L’SDI è stato introdotto nel sistema fiscale italiano con il D.Lgs. 127/2015 e ha reso obbligatoria la fatturazione elettronica per la maggior parte dei soggetti IVA a partire dal 1° gennaio 2019, ai sensi dell’art. 1, comma 3, del medesimo decreto. Da allora, il sistema ha elaborato decine di miliardi di documenti fiscali, diventando il pilastro della digitalizzazione fiscale in Italia.
Come funziona il Sistema di Interscambio
Il flusso di trasmissione di una fattura elettronica
Il processo di trasmissione di una fattura attraverso lo SDI segue un percorso articolato in fasi precise e sequenziali:
- Creazione della fattura: Il cedente/prestatore crea la fattura in formato XML strutturato, secondo le specifiche tecniche del formato FatturaPA definite dall’Agenzia delle Entrate.
- Invio allo SDI: La fattura XML viene trasmessa allo SDI attraverso uno dei canali disponibili: il portale web dell’Agenzia delle Entrate, i web service (API), la PEC oppure tramite un software di fatturazione elettronica, che gestisce l’intero processo in modo automatico.
- Controlli formali: Lo SDI effettua le verifiche sul file ricevuto entro 5 giorni dalla ricezione.
- Consegna o scarto: Se la fattura supera i controlli, lo SDI la recapita al destinatario tramite il codice destinatario o l’indirizzo PEC indicato.

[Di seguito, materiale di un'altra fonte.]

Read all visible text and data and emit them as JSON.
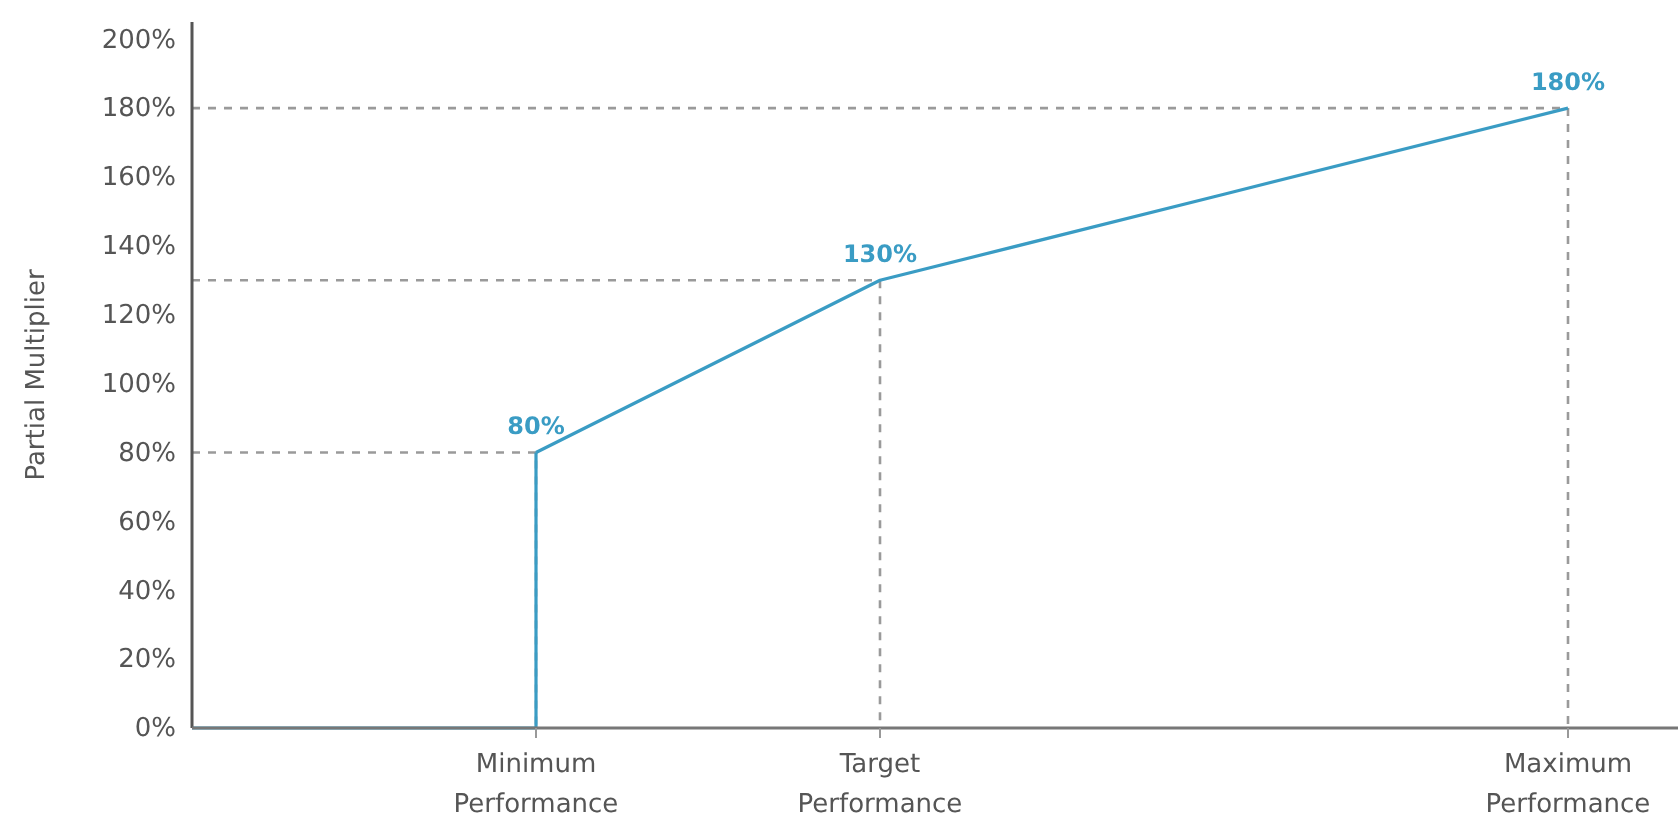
{
  "chart_data": {
    "type": "line",
    "ylabel": "Partial Multiplier",
    "categories": [
      null,
      "Minimum Performance",
      "Target Performance",
      null,
      "Maximum Performance"
    ],
    "ylim": [
      0,
      205
    ],
    "yticks": [
      {
        "value": 0,
        "label": "0%"
      },
      {
        "value": 20,
        "label": "20%"
      },
      {
        "value": 40,
        "label": "40%"
      },
      {
        "value": 60,
        "label": "60%"
      },
      {
        "value": 80,
        "label": "80%"
      },
      {
        "value": 100,
        "label": "100%"
      },
      {
        "value": 120,
        "label": "120%"
      },
      {
        "value": 140,
        "label": "140%"
      },
      {
        "value": 160,
        "label": "160%"
      },
      {
        "value": 180,
        "label": "180%"
      },
      {
        "value": 200,
        "label": "200%"
      }
    ],
    "grid": false,
    "marker": "none",
    "series": [
      {
        "type": "step",
        "color": "#9a9a9a",
        "line_style": "dashed",
        "values": [
          80,
          0,
          null,
          null,
          null
        ]
      },
      {
        "type": "step",
        "color": "#9a9a9a",
        "line_style": "dashed",
        "values": [
          130,
          130,
          0,
          null,
          null
        ]
      },
      {
        "type": "step",
        "color": "#9a9a9a",
        "line_style": "dashed",
        "values": [
          180,
          180,
          180,
          180,
          0
        ]
      },
      {
        "type": "step",
        "color": "#3a9cc4",
        "line_style": "solid",
        "values": [
          0,
          80,
          null,
          null,
          null
        ]
      },
      {
        "color": "#3a9cc4",
        "line_style": "solid",
        "values": [
          null,
          80,
          130,
          155,
          180
        ],
        "value_labels": [
          null,
          "80%",
          "130%",
          null,
          "180%"
        ]
      }
    ]
  }
}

In caso di errori, la fattura viene scartata con una notifica che descrive il problema riscontrato.
- Notifica al mittente: Il cedente riceve la conferma dell’avvenuta consegna. Se il destinatario non è raggiungibile sul canale indicato, la fattura viene resa disponibile nell’area riservata del Cassetto Fiscale.
I controlli effettuati dall’SDI
L’SDI non verifica il contenuto economico della fattura né la correttezza dell’aliquota IVA applicata: il suo ruolo si limita ai controlli di natura formale e tecnica. I principali riguardano:
- Integrità del file: verifica che il file XML sia ben formato e rispetti lo schema XSD del formato FatturaPA.

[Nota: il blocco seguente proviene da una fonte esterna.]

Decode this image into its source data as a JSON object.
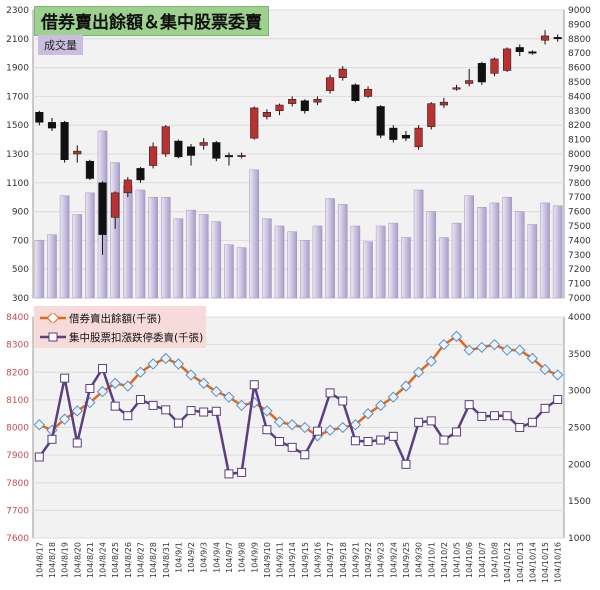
{
  "title": "借券賣出餘額＆集中股票委賣",
  "volume_label": "成交量",
  "colors": {
    "title_bg": "#9ed08f",
    "volume_label_bg": "#c9bde0",
    "volume_bar": "#c7bedd",
    "candle_up": "#b83232",
    "candle_down": "#111111",
    "lending_line": "#e06818",
    "sell_line": "#5a3f82",
    "legend_bg": "#f7dada",
    "plot_bg": "#f2f2f2"
  },
  "chart_data": [
    {
      "type": "candlestick+bar",
      "panel": "top",
      "y_left_ticks": [
        "300",
        "500",
        "700",
        "900",
        "1100",
        "1300",
        "1500",
        "1700",
        "1900",
        "2100",
        "2300"
      ],
      "y_left_range": [
        300,
        2300
      ],
      "y_right_ticks": [
        "7000",
        "7100",
        "7200",
        "7300",
        "7400",
        "7500",
        "7600",
        "7700",
        "7800",
        "7900",
        "8000",
        "8100",
        "8200",
        "8300",
        "8400",
        "8500",
        "8600",
        "8700",
        "8800",
        "8900",
        "9000"
      ],
      "y_right_range": [
        7000,
        9000
      ],
      "volume": [
        700,
        740,
        1010,
        880,
        1030,
        1460,
        1240,
        1080,
        1050,
        1000,
        1000,
        850,
        910,
        880,
        830,
        670,
        650,
        1190,
        850,
        800,
        760,
        700,
        800,
        990,
        950,
        800,
        690,
        800,
        820,
        720,
        1050,
        900,
        720,
        820,
        1010,
        930,
        960,
        1000,
        900,
        810,
        960,
        940
      ],
      "candles": [
        {
          "o": 8290,
          "c": 8220,
          "h": 8300,
          "l": 8200
        },
        {
          "o": 8220,
          "c": 8180,
          "h": 8250,
          "l": 8160
        },
        {
          "o": 8220,
          "c": 7960,
          "h": 8230,
          "l": 7940
        },
        {
          "o": 8000,
          "c": 8020,
          "h": 8060,
          "l": 7940
        },
        {
          "o": 7950,
          "c": 7830,
          "h": 7960,
          "l": 7820
        },
        {
          "o": 7800,
          "c": 7440,
          "h": 7810,
          "l": 7300
        },
        {
          "o": 7560,
          "c": 7730,
          "h": 7740,
          "l": 7480
        },
        {
          "o": 7730,
          "c": 7820,
          "h": 7840,
          "l": 7700
        },
        {
          "o": 7900,
          "c": 7820,
          "h": 7910,
          "l": 7800
        },
        {
          "o": 7920,
          "c": 8050,
          "h": 8080,
          "l": 7900
        },
        {
          "o": 8000,
          "c": 8190,
          "h": 8200,
          "l": 7980
        },
        {
          "o": 8090,
          "c": 7980,
          "h": 8100,
          "l": 7970
        },
        {
          "o": 8050,
          "c": 7990,
          "h": 8070,
          "l": 7920
        },
        {
          "o": 8060,
          "c": 8080,
          "h": 8110,
          "l": 8030
        },
        {
          "o": 8080,
          "c": 7970,
          "h": 8090,
          "l": 7950
        },
        {
          "o": 7990,
          "c": 7980,
          "h": 8010,
          "l": 7920
        },
        {
          "o": 7990,
          "c": 7990,
          "h": 8010,
          "l": 7970
        },
        {
          "o": 8110,
          "c": 8320,
          "h": 8330,
          "l": 8100
        },
        {
          "o": 8260,
          "c": 8290,
          "h": 8310,
          "l": 8240
        },
        {
          "o": 8300,
          "c": 8340,
          "h": 8350,
          "l": 8270
        },
        {
          "o": 8350,
          "c": 8380,
          "h": 8400,
          "l": 8330
        },
        {
          "o": 8370,
          "c": 8300,
          "h": 8380,
          "l": 8280
        },
        {
          "o": 8360,
          "c": 8380,
          "h": 8400,
          "l": 8340
        },
        {
          "o": 8440,
          "c": 8530,
          "h": 8550,
          "l": 8420
        },
        {
          "o": 8530,
          "c": 8590,
          "h": 8610,
          "l": 8510
        },
        {
          "o": 8480,
          "c": 8370,
          "h": 8490,
          "l": 8360
        },
        {
          "o": 8400,
          "c": 8450,
          "h": 8470,
          "l": 8390
        },
        {
          "o": 8330,
          "c": 8130,
          "h": 8340,
          "l": 8110
        },
        {
          "o": 8180,
          "c": 8100,
          "h": 8200,
          "l": 8080
        },
        {
          "o": 8130,
          "c": 8110,
          "h": 8160,
          "l": 8090
        },
        {
          "o": 8050,
          "c": 8180,
          "h": 8200,
          "l": 8030
        },
        {
          "o": 8190,
          "c": 8350,
          "h": 8360,
          "l": 8170
        },
        {
          "o": 8340,
          "c": 8360,
          "h": 8390,
          "l": 8320
        },
        {
          "o": 8450,
          "c": 8460,
          "h": 8480,
          "l": 8440
        },
        {
          "o": 8490,
          "c": 8510,
          "h": 8590,
          "l": 8470
        },
        {
          "o": 8630,
          "c": 8500,
          "h": 8640,
          "l": 8480
        },
        {
          "o": 8560,
          "c": 8660,
          "h": 8670,
          "l": 8540
        },
        {
          "o": 8580,
          "c": 8730,
          "h": 8740,
          "l": 8570
        },
        {
          "o": 8740,
          "c": 8710,
          "h": 8760,
          "l": 8680
        },
        {
          "o": 8710,
          "c": 8700,
          "h": 8720,
          "l": 8690
        },
        {
          "o": 8790,
          "c": 8820,
          "h": 8860,
          "l": 8760
        },
        {
          "o": 8810,
          "c": 8800,
          "h": 8830,
          "l": 8780
        }
      ]
    },
    {
      "type": "line",
      "panel": "bottom",
      "y_left_ticks": [
        "7600",
        "7700",
        "7800",
        "7900",
        "8000",
        "8100",
        "8200",
        "8300",
        "8400"
      ],
      "y_left_range": [
        7600,
        8400
      ],
      "y_right_ticks": [
        "1000",
        "1500",
        "2000",
        "2500",
        "3000",
        "3500",
        "4000"
      ],
      "y_right_range": [
        1000,
        4000
      ],
      "categories": [
        "104/8/17",
        "104/8/18",
        "104/8/19",
        "104/8/20",
        "104/8/21",
        "104/8/24",
        "104/8/25",
        "104/8/26",
        "104/8/27",
        "104/8/28",
        "104/8/31",
        "104/9/1",
        "104/9/2",
        "104/9/3",
        "104/9/4",
        "104/9/7",
        "104/9/8",
        "104/9/9",
        "104/9/10",
        "104/9/11",
        "104/9/14",
        "104/9/15",
        "104/9/16",
        "104/9/17",
        "104/9/18",
        "104/9/21",
        "104/9/22",
        "104/9/23",
        "104/9/24",
        "104/9/25",
        "104/9/30",
        "104/10/1",
        "104/10/2",
        "104/10/5",
        "104/10/6",
        "104/10/7",
        "104/10/8",
        "104/10/12",
        "104/10/13",
        "104/10/14",
        "104/10/15",
        "104/10/16"
      ],
      "series": [
        {
          "name": "借券賣出餘額(千張)",
          "axis": "left",
          "values": [
            8010,
            7990,
            8030,
            8060,
            8090,
            8130,
            8160,
            8150,
            8200,
            8230,
            8250,
            8230,
            8190,
            8160,
            8130,
            8110,
            8080,
            8090,
            8060,
            8020,
            8010,
            8000,
            7970,
            7990,
            8000,
            8010,
            8050,
            8080,
            8110,
            8150,
            8200,
            8240,
            8300,
            8330,
            8280,
            8290,
            8300,
            8280,
            8280,
            8250,
            8210,
            8190
          ]
        },
        {
          "name": "集中股票扣漲跌停委賣(千張)",
          "axis": "right",
          "values": [
            2100,
            2340,
            3170,
            2290,
            3030,
            3300,
            2790,
            2660,
            2880,
            2800,
            2740,
            2560,
            2730,
            2710,
            2720,
            1870,
            1890,
            3080,
            2470,
            2310,
            2230,
            2130,
            2450,
            2970,
            2860,
            2320,
            2310,
            2330,
            2380,
            2000,
            2570,
            2590,
            2330,
            2440,
            2810,
            2650,
            2660,
            2660,
            2500,
            2570,
            2760,
            2880
          ]
        }
      ]
    }
  ]
}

- Unicità della fattura: lo SDI controlla che non esista già un documento con lo stesso numero, data, partita IVA del cedente e anno di riferimento, prevenendo i duplicati.
- Validità delle partite IVA: vengono verificate la partita IVA del cedente/prestatore e quella del cessionario/committente nei registri dell’anagrafe tributaria.
- Presenza dei dati obbligatori: viene controllata la compilazione di tutti i campi obbligatori previsti dal tracciato XML del formato FatturaPA.
I codici di risposta dell’SDI
Dopo l’elaborazione, lo SDI comunica l’esito al mittente attraverso specifici file di notifica. I principali sono:
- Ricevuta di consegna (RC): la fattura è stata consegnata correttamente al destinatario.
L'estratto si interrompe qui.